2 May 2018

In the run up to NHS70, Professor Hugh Pennington CBE reflects on a long and fruitful career in pathology, exploring how time and technology have transformed public health and the management of infectious diseases

Pathology is natural history, in that pathologists identify naturally occurring things. But as naturalists, our aim is not about ‘saving’ the things we observe – we classify cancers to destroy them, and identify viruses and other harmful agents to eradicate them.

It’s the latter work – detecting and working to prevent the spread of infectious diseases – that has become my career of choice. Over the last 53 years of working in infections, I’ve seen some incredible advances in medicine, and also some old adversaries come to rear their ugly heads.

The past

At school, I was fascinated by natural history. I read about famous forensic pathologists like Sir Bernard Spilsbury and, aged 17, got work experience in a local pathology lab. Let’s just say it didn’t turn me off!

One of my tasks was to look for tuberculosis bacilli (TB) in sputum. At the time (the mid-1950s) memories of TB as a big killer were very fresh. My grandmother had been a nurse in a TB isolation block, established because the disease was the second most common cause of death in the psychiatric hospital she worked in. The top killer was ‘general paralysis of the insane’ – a delayed complication of syphilis that caused delusions of grandeur, then dementia, then lethal paralysis.

The spread of both TB and syphilis was eventually thwarted thanks to pathologists. One of the greatest pathologists of all time, the Nobel Prize-winning Robert Koch, laid the scientific foundations for attacking TB by discovering its cause in the 1880s. And by the 1950s syphilis had gone too, thanks to a discovery made by another pathologist, Alexander Fleming – also a Nobel Prize winner. Penicillin kills the syphilis spirochaete stone dead. It still does.

In 1963, I was recruited into bacteriology by Professor Ronald Hare. He had worked with Fleming, but was put out of a job in 1936 researching child bed fever due to the success of sulphonamides – the first generally applicable antibacterial drugs. These were discovered by another Nobel winning pathologist, Gerhard Domagk.

Hare moved onto pioneering work on influenza. Together with the formidable bacteriologist Mary Barber, his forte was now antibiotic resistant bacteria in hospitals – but he forbade me to work on the subject, as he felt all the important things about resistance had already been discovered. Instead, I was put to work on the classification of anaerobic streptococci, a bit daunting because they were very difficult to grow (oxygen kills them!).

The present

Ronald Hare was right. Subsequent problems have been caused by failures to implement what was already known about antibiotic resistance. Its onward march is a brilliant example of the challenges that face pathologists working on infection. The microbes evolve in real time. To keep up, our technologies have to evolve too.

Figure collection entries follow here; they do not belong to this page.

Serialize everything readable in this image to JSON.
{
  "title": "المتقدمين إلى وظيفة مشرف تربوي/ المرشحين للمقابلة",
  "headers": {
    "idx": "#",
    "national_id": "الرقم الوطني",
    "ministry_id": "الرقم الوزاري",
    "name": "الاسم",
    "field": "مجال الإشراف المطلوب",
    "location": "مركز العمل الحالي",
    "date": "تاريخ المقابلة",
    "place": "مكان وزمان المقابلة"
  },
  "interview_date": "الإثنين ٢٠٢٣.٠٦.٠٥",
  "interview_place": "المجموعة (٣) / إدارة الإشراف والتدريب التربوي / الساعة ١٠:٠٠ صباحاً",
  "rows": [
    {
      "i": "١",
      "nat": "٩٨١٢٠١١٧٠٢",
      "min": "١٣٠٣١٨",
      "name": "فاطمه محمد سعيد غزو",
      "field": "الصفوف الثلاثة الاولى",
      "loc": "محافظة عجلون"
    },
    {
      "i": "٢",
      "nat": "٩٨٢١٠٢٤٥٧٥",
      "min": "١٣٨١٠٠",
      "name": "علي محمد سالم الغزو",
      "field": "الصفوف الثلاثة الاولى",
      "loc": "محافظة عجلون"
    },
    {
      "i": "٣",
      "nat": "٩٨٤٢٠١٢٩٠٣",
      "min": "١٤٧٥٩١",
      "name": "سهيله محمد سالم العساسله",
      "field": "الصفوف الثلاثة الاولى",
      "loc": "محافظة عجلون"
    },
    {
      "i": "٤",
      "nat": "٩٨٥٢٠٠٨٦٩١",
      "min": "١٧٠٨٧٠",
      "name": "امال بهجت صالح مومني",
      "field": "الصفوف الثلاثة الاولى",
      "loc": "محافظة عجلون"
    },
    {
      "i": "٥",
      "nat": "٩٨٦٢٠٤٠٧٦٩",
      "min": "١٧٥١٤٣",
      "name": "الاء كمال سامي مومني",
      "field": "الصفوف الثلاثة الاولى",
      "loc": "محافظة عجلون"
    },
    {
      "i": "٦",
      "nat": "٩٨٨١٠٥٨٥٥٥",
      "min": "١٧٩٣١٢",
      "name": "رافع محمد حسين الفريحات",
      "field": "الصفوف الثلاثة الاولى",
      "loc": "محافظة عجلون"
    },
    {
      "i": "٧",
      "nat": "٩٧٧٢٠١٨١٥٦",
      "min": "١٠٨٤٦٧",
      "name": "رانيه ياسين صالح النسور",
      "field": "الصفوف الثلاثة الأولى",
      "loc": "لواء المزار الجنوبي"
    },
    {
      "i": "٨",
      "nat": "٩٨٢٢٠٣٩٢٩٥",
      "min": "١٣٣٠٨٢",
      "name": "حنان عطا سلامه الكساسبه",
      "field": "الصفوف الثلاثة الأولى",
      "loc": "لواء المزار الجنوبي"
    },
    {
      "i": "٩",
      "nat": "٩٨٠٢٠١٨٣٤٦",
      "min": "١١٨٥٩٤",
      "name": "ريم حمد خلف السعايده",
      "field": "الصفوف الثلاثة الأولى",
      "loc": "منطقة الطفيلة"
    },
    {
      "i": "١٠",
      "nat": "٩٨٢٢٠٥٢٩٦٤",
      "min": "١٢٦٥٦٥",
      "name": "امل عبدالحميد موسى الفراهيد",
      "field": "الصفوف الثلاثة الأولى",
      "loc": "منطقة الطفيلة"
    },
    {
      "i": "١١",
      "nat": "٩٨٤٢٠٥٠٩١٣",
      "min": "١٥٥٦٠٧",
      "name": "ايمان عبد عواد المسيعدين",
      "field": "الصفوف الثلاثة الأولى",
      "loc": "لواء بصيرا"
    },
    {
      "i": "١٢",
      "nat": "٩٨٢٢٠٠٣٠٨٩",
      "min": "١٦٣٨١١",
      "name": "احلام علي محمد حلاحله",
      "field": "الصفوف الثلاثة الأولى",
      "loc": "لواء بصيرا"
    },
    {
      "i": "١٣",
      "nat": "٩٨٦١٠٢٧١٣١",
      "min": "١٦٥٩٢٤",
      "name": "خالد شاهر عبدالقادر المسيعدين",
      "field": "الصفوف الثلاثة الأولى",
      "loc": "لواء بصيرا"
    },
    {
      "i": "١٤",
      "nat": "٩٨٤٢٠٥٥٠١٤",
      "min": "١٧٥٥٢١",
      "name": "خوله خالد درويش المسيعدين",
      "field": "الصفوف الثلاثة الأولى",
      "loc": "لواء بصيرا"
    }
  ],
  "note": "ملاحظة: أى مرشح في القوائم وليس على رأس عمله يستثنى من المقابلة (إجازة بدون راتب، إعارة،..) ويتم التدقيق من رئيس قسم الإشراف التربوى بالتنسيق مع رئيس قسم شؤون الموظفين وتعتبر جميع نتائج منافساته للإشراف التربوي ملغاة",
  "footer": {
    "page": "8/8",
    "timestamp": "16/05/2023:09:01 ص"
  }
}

And how they have. After a spell as a virologist, I returned to bacteriology in the 1980s, as new technologies were starting to transform the field. The fingerprinting methods used to track the spread of bacteria in communities were inadequate. But molecular biology methods – particularly techniques for identifying microbes on the basis of nucleic acid (DNA and RNA) sequences – were moving from research laboratories and becoming useful for public health purposes. Their application started a revolution in pathology that is still rolling fast, not only in the investigation of infectious diseases, but in all aspects of medicine, including cancer.

Although based on solid scientific foundations, the revolution started slowly. A project to sequence the E.coli genome started in 1991. It took six years and cost several million dollars. Technical developments in speed and cost then took off. A decade ago they outpaced Moore’s Law (the law that states computer power doubles every two years). An E.coli genome can now be sequenced in a few hours and at a fraction of the original cost. We are using these methods to track the origin and spread of old enemies like Salmonella, as well as new ones, like E.coli O157.

Thankfully, these advances haven’t removed the human element from the work of virologists and those specialising in infections. Rather than spending all day peering down microscopes and reading computer outputs, many of us operate in the public domain – getting our expert messages across, advising bodies like the World Health Organisation. We even appear on TV!

The future

Early in my career, I was told that specialising in infections was a mistake. Antibiotics and vaccines were close to finishing them off. But not only are bacteria fighting back and anti-vaccinators busy; new bad bugs are continually emerging. E.coli O157 was unheard of before 1982. HIV, of far greater importance, was first isolated in 1983.Ten years later MRSA took off (again) in UK hospitals. Like HIV, its origin goes back much further; both had been evolving for decades.

Old adversaries are still active too. HIV gave TB a new lease of life through immunosuppression. It’s almost inevitable that there will be a flu pandemic sometime soon. And this uncertainty – the possibly of new challenges, new threats – is why the work of virologists and bacteriologists is so vital.  The pathology of infection remains a dynamic natural history. Better than bird watching, it saves lives. It is hard to think of a more exciting or rewarding job.